The vision: enforcement, automated — under human supervision

From today's order board to full orchestration of judgment enforcement, in three phases. For investors, regulators and partners.

Phase 1 — today: AI suggests, humans confirm

The marketplace already puts four AI assistants to work, all bound by the same invariant: AI proposes, a human decides. In a legal-enforcement context, that guardrail is non-negotiable.

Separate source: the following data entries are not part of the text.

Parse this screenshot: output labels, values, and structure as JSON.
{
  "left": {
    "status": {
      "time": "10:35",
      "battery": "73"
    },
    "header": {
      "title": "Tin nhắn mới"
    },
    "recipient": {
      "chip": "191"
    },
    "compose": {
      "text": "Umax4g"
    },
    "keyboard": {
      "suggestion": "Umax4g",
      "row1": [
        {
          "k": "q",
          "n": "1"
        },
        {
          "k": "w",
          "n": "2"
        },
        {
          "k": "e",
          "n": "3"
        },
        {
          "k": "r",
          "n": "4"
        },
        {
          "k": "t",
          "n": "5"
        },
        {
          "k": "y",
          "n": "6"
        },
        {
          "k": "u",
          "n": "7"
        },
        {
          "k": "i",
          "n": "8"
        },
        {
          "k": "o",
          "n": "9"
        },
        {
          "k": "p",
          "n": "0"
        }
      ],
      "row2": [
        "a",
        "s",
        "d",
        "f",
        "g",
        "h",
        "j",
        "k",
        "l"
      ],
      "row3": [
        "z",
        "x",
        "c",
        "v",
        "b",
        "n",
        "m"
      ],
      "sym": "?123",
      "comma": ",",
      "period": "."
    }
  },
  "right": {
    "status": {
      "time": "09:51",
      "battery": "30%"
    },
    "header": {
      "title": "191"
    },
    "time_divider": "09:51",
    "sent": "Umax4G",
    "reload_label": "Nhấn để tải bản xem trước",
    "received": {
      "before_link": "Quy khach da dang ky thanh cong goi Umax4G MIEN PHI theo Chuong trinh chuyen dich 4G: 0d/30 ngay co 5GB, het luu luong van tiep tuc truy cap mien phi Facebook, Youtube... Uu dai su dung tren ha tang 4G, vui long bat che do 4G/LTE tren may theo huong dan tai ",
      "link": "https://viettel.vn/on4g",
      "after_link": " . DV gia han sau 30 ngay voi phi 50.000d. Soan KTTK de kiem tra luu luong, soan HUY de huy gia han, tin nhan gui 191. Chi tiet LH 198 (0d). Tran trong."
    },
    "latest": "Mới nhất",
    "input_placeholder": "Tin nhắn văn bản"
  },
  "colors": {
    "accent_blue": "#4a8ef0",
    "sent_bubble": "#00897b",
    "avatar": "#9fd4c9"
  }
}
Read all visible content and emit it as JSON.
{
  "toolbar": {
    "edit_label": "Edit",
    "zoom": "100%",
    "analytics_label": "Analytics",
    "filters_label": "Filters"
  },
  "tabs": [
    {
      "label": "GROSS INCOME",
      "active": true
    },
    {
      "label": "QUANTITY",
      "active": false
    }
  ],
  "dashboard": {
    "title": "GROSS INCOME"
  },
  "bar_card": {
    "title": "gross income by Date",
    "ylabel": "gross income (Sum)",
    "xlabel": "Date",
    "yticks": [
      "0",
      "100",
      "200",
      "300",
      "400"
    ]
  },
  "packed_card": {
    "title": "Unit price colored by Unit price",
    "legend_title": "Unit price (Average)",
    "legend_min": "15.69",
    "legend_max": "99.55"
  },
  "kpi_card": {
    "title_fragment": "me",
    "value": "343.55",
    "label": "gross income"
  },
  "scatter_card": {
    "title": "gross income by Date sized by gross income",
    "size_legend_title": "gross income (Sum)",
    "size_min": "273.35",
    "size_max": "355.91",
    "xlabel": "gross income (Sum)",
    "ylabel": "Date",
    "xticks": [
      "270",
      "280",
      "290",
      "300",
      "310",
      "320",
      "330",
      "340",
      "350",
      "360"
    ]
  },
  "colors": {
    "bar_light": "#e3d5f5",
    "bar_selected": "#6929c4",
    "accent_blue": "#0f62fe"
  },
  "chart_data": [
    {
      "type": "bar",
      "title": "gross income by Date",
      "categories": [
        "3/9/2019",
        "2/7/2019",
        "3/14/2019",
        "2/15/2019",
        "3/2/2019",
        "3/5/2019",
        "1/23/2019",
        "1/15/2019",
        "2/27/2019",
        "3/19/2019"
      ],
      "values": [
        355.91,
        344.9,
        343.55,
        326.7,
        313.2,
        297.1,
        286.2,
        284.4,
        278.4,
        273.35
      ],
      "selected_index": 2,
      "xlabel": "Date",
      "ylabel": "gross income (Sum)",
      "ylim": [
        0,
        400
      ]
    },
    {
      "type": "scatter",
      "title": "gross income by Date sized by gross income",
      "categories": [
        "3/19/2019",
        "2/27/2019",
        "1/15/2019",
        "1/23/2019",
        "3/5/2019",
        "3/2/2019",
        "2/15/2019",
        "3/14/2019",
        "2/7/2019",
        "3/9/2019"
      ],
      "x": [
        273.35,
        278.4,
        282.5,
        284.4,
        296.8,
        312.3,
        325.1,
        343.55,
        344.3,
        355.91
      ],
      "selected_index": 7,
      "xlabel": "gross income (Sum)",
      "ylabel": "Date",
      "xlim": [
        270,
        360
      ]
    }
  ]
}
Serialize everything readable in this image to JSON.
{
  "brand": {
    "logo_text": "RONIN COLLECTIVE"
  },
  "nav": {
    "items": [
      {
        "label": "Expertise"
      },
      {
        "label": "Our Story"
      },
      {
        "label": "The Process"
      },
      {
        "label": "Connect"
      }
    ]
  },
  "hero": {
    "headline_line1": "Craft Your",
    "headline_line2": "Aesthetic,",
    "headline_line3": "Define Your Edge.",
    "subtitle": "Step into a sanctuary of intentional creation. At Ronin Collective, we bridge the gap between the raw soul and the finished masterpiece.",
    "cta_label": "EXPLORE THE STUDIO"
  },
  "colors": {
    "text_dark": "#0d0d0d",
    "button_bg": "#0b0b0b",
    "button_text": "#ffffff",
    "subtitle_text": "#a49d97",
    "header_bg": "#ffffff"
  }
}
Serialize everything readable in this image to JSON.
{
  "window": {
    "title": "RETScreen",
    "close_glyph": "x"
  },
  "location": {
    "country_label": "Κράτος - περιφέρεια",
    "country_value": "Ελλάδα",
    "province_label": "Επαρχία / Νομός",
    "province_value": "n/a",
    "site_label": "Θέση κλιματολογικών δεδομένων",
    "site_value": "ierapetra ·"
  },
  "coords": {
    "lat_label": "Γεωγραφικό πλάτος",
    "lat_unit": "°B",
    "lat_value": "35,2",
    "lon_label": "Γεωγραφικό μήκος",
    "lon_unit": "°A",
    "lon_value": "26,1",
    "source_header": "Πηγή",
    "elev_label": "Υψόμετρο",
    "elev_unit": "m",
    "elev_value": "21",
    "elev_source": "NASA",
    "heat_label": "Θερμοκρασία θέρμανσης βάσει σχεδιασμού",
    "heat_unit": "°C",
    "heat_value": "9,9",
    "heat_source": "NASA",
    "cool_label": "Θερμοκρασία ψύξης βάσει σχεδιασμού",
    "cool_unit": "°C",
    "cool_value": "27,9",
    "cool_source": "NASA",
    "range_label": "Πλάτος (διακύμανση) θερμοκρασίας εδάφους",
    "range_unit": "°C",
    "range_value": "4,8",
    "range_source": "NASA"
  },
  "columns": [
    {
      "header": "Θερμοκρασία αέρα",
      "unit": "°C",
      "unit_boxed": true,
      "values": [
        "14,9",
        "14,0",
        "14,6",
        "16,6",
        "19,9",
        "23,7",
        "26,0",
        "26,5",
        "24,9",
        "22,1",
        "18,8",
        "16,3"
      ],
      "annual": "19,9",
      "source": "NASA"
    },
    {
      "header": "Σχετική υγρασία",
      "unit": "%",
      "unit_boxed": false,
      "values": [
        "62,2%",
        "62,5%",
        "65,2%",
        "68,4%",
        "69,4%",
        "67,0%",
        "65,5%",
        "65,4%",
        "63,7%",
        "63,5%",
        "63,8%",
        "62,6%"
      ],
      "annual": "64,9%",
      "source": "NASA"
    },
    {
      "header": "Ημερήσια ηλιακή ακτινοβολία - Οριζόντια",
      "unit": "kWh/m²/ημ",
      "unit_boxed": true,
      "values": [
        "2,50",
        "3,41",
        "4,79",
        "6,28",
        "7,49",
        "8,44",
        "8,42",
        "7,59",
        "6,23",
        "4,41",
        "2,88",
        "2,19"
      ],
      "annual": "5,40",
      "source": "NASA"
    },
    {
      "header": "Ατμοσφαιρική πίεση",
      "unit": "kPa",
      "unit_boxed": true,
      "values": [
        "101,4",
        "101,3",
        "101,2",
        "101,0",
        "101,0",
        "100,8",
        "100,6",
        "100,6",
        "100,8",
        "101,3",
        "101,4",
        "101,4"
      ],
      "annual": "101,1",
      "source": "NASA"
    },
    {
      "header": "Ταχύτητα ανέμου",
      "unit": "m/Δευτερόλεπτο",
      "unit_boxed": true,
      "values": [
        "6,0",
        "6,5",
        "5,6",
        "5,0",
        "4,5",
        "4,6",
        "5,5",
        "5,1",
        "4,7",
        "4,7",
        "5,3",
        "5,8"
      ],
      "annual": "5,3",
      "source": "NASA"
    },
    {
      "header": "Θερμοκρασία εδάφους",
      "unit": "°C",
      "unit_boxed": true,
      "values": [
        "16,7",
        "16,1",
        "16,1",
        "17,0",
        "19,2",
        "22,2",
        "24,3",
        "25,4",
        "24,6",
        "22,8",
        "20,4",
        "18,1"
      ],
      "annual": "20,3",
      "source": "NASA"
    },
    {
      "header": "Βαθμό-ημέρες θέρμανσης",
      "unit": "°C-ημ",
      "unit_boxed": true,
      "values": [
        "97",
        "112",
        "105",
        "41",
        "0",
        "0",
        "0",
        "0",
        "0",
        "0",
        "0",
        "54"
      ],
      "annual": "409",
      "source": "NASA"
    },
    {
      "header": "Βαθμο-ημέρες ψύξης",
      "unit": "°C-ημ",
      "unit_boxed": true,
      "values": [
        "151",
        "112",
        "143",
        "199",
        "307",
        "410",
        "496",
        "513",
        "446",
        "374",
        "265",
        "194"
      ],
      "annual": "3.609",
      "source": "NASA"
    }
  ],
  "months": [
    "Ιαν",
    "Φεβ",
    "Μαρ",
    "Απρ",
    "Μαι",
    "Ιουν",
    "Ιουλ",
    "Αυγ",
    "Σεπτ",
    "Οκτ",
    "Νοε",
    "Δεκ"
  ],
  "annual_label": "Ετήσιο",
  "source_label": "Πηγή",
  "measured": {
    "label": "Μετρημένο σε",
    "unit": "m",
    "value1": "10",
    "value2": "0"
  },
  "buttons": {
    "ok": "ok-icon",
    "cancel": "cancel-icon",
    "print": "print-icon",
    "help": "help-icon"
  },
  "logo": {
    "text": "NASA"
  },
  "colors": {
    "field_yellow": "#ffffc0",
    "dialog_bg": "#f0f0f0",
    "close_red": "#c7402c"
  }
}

  • Document intake — AI flags defects (invalid address, incomplete package, wrong jurisdiction) before a bailiff has to reject.
  • Smart matching — suggests the best bailiff by territory and order type; assignment stays human.
  • Admin copilot — drafts ticket replies; the admin reviews, edits and sends.
  • Listing optimizer — sharper titles and descriptions; the client confirms before publishing.

Phase 2 — assisted automation

Suggestions become flows: auto-validated intake with sampled human review, rule-pre-approved matching (territory, workload, deadlines), ticket routing, and structured proofs of service (timestamps, geolocation) filed to the matter.

Phase 3 — end-to-end orchestration

From judgment to completed enforcement: orders generated from the case file, supervised auto-dispatch, realtime tracking for the citizen, the bailiff and the court, and an immutable audit log at every step. Humans keep a stop switch at every level.

Why this sequence

Judgment enforcement is the most manual link in Québec's justice chain. Starting with organization (phase 1) builds the structured data that makes phases 2 and 3 possible — and auditable. Each phase is validated with the Barreau, the Chambre des huissiers and the relevant authorities before advancing.